What visitors described was not merely a lack of access to buildings, but a lack of access to interpretation itself. Past the entrances, past the elevators, past whether the audio guide works, what lies underneath is an idea and image of a visitor that has barely changed since talk of accessibility and barrier-free began.

A stairway at the National Museum of Modern and Contemporary Art, Korea's Seoul venue is seen in this file photo

The default museumgoer is sighted, ambulatory and quiet. Everything else is a deviation managed at the margins.

“Museums and public institutions tend to lump disability into a single category,” Chung said. “But visual impairment and physical disability are completely different, and within a single category, there’s enormous variation. If you try to solve everything with one standard, somebody is always going to be inconvenienced. Things designed for one person sometimes become an obstacle to another.”

Nam said barrier-free certification has shifted in her thinking from a “minimum standard” to something more like a starting point.

“The legal standard is built around the most representative cases, but actual disability is much more varied, and every space has its own conditions,” she said. “Meeting the standard doesn't automatically produce good accessibility.”

Nam’s example was almost embarrassingly simple. Most large cultural buildings have multiple entrances, but usually only one is accessible.

“The wheelchair user ends up only being able to use that one door,” Nam said. “It’s physically accessible, but the experience itself is still very segregated.”

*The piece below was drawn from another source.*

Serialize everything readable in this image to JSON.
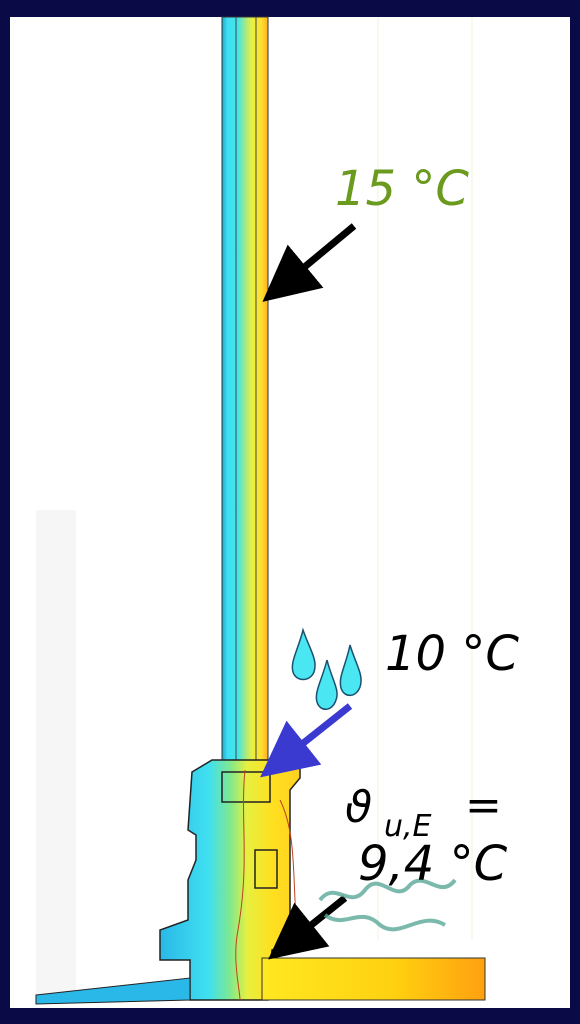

The language used in front of artworks gives away the assumption that the art is only for the nondisabled, according to Son.

“Visually impaired visitors can’t just see the work and feel something,” Son said. “We need basic information first — what the material is, what the color is, what’s actually contained in it. Only then can appreciation begin. People say art is something everyone feels in their own way. But if there’s no information to feel from, you can’t feel anything.”

Older accessibility attempts often defaulted to placing a tactile model of the work’s outline next to the original — the shape, but nothing else.

“Each work has a different texture, different materials, different grain,” Son said. “I want to feel that too. But most efforts only try to communicate form.”

Nam mentioned a project Arko Art Center had run a while back — a written text map describing how to get to the museum, where the stairs were and where each entrance led. Arko is an old building; it cannot be made fully accessible without rebuilding it. The text map was an admission of that. It is no longer on the museum's website.

“Even if we can't change every space at once, just telling people clearly what the space is, in advance, can itself be a form of accessibility,” Nam said. “Accessibility isn’t really about giving someone special consideration. It’s about making it possible for anyone to understand and use a space.”

Whether Korea’s arts institutions believe that too is, at this point, the question.